New primary sclerosing cholangitis treatment to target ACLY enzyme
Esperion: The enzyme plays a 'central role in metabolic regulation'

With ESP-1336 as their lead candidate, Esperion Therapeutics is developing new treatments for primary sclerosing cholangitis (PSC) by targeting an enzyme called ACLY.
“We are leveraging our deep expertise in ACLY biology … to address the urgent needs of patients living with PSC,” which is “a rare and progressive liver disease with no approved therapies proven to slow or halt its progression,” Sheldon Koenig, CEO of Esperion, said in a company press release.
In a separate press release announcing its latests financial results and business updates, Koenig said: “We were especially pleased to share our exciting news regarding pipeline expansion at our recent R&D Day, where we unveiled our promising research supporting lead development candidates, including ESP-1336, for the treatment of primary sclerosing cholangitis.”

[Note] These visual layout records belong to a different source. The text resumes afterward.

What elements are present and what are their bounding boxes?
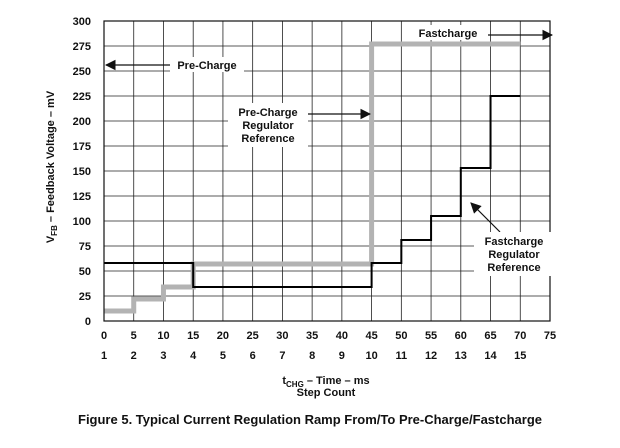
x-tick-label: 0 [101,330,107,342]
x-tick-label: 55 [425,330,437,342]
series-fastcharge-regulator-reference [104,95,521,288]
x-tick-labels: 0 5 10 15 20 25 30 35 40 45 50 55 60 65 70 75 [101,330,556,342]
x-tick-label: 25 [247,330,259,342]
step-count-label: 8 [309,350,315,362]
x-tick-label: 20 [217,330,229,342]
x-tick-label: 65 [484,330,496,342]
step-count-label: 6 [250,350,256,362]
fastcharge-label: Fastcharge [419,28,478,40]
step-count-label: 7 [279,350,285,362]
y-tick-label: 175 [73,141,91,153]
x-tick-label: 5 [131,330,137,342]
x-tick-label: 50 [395,330,407,342]
step-count-label: 2 [131,350,137,362]
step-count-label: 1 [101,350,107,362]
step-count-labels: 1 2 3 4 5 6 7 8 9 10 11 12 13 14 15 [101,350,526,362]
precharge-label: Pre-Charge [177,60,236,72]
y-tick-label: 100 [73,216,91,228]
y-tick-label: 0 [85,316,91,328]
step-count-label: 15 [514,350,526,362]
fastcharge-ref-label-line3: Reference [487,262,540,274]
step-count-label: 9 [339,350,345,362]
step-count-label: 5 [220,350,226,362]
y-tick-label: 200 [73,116,91,128]
x-tick-label: 35 [306,330,318,342]
precharge-label-bg [170,57,244,72]
y-tick-label: 150 [73,166,91,178]
step-count-label: 3 [160,350,166,362]
step-count-label: 11 [396,350,408,362]
figure-caption: Figure 5. Typical Current Regulation Ram… [78,412,542,427]
step-count-label: 12 [425,350,437,362]
fastcharge-ref-label-line1: Fastcharge [485,236,544,248]
x-tick-label: 30 [276,330,288,342]
step-count-label: 4 [190,350,197,362]
precharge-ref-label-line1: Pre-Charge [238,107,297,119]
x-axis-label-step-count: Step Count [297,387,356,399]
x-tick-label: 15 [187,330,199,342]
step-count-label: 10 [365,350,377,362]
plot-frame [103,20,551,322]
step-count-label: 14 [484,350,497,362]
fastcharge-label-bg [410,25,486,40]
y-tick-label: 250 [73,66,91,78]
y-tick-labels: 0 25 50 75 100 125 150 175 200 225 250 275 300 [73,16,91,328]
x-tick-label: 45 [365,330,377,342]
y-axis-label: VFB – Feedback Voltage – mV [45,90,59,243]
x-tick-label: 60 [455,330,467,342]
y-tick-label: 25 [79,291,91,303]
series-layer [104,41,521,314]
fastcharge-ref-label-line2: Regulator [488,249,540,261]
y-tick-label: 125 [73,191,91,203]
fastcharge-ref-arrow [470,202,501,233]
y-tick-label: 225 [73,91,91,103]
series-precharge-regulator-reference [104,41,521,314]
y-tick-label: 275 [73,41,91,53]
step-count-label: 13 [455,350,467,362]
precharge-ref-label-bg [228,103,308,147]
fastcharge-ref-label-bg [474,232,554,276]
x-tick-label: 70 [514,330,526,342]
y-tick-label: 300 [73,16,91,28]
x-tick-label: 10 [157,330,169,342]
precharge-ref-label-line3: Reference [241,133,294,145]
y-tick-label: 75 [79,241,91,253]
precharge-ref-label-line2: Regulator [242,120,294,132]
y-tick-label: 50 [79,266,91,278]
x-tick-label: 40 [336,330,348,342]
x-tick-label: 75 [544,330,556,342]
x-axis-label: tCHG – Time – ms [282,375,369,389]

“ACLY is a promising target in hepatic [liver] disease, given its central role in metabolic regulation,” said David E. Cohen MD, PhD, chief of the gastroenterology, hepatology, and endoscopy division at Brigham and Women’s Hospital in Boston.
According to Esperion, there are about 76,000 people in the U.S. and Europe with PSC, an autoimmune disease marked by chronic cholangitis, or inflammation of bile ducts, the series of tubes that carry the digestive fluid bile from the liver to the intestines. Chronic cholangitis in PSC can set the stage for liver damage and scarring (fibrosis), which can lead to liver failure or cancer. There are no approved therapies proven to cure PSC or halt its progression.
ACLY (adenosine triphosphate citrate lyase) is the main enzyme responsible for producing acetyl-coenzyme A, a molecule involved in the noncanonical tricarboxylic acid pathway, which cells use to generate energy.
Role of ACLY enzyme in PSC progression
The pathway becomes dysregulated in multiple diseases and is usually accompanied by an increase in ACLY, Christos Mantzoros, MD, PhD, a professor of medicine at Harvard Medical School, said during Esperion’s R&R Day webcast. For example, higher ACLY levels have been detected in cells of people with fatty liver disease, a condition marked by excess fat in the liver. Increased levels of the enzyme are also known to be associated with mechanisms of PSC progression, including slowed bile flow (cholestasis) and tissue injury, inflammation, and fibrosis. Specifically, high ACLY is linked to abnormal production of bile and fatty molecules like cholesterol that cause cholestasis and injury of bile ducts and liver, production of pro-inflammatory molecules, and the activation of hepatic stellate cells, which are liver cells with a central role in liver fibrosis.
“By modulating acetyl-coenzyme A levels in multiple hepatobiliary cell types, these inhibitors may disrupt key disease-driving pathways in PSC, offering a potentially transformative approach to treatment,” Cohen said.
“Even though we don’t know, intrinsically, what is the exact cause of PSC, we know that all of these processes contribute. And if we can address them, even without addressing the root cause of this primary disease that we don’t know the cause of, we really think we can make some progress,” Cohen said in the webcast. “I think this is a very exciting opportunity.”
Esperion is working to identify lead, orally available allosteric suppressors, or inhibitors, of ACLY that have the potential to be tested in the clinics. Allosteric inhibitors are molecules that reduce the activity of an enzyme by binding to a region that doesn’t correspond to the enzyme’s active site, where it binds to the molecule it acts upon.
ESP-1336 has been shown to reduce liver injury, inflammation, and fibrosis in multiple PSC-relevant preclinical models.
“Our lead candidates, including ESP-1336, are promising, potential first-in-class allosteric ACLY inhibitors, well characterized with significant preclinical data, and represent a natural extension of our metabolic franchise,” Koenig said. “Our next-generation ACLY inhibitor discovery program was purpose-built to improve potency, selectivity, and guide indication and patient population selection through data-driven innovation.”
Esperion plans to meet with the U.S. Food and Drug Administration (FDA) this year to discuss plans for an investigational new drug application, which is a formal request to begin clinical testing in humans. If all goes well, the company wants to begin Phase 1 clinical testing next year, with the hope of bringing a new therapy to market sometime around 2030.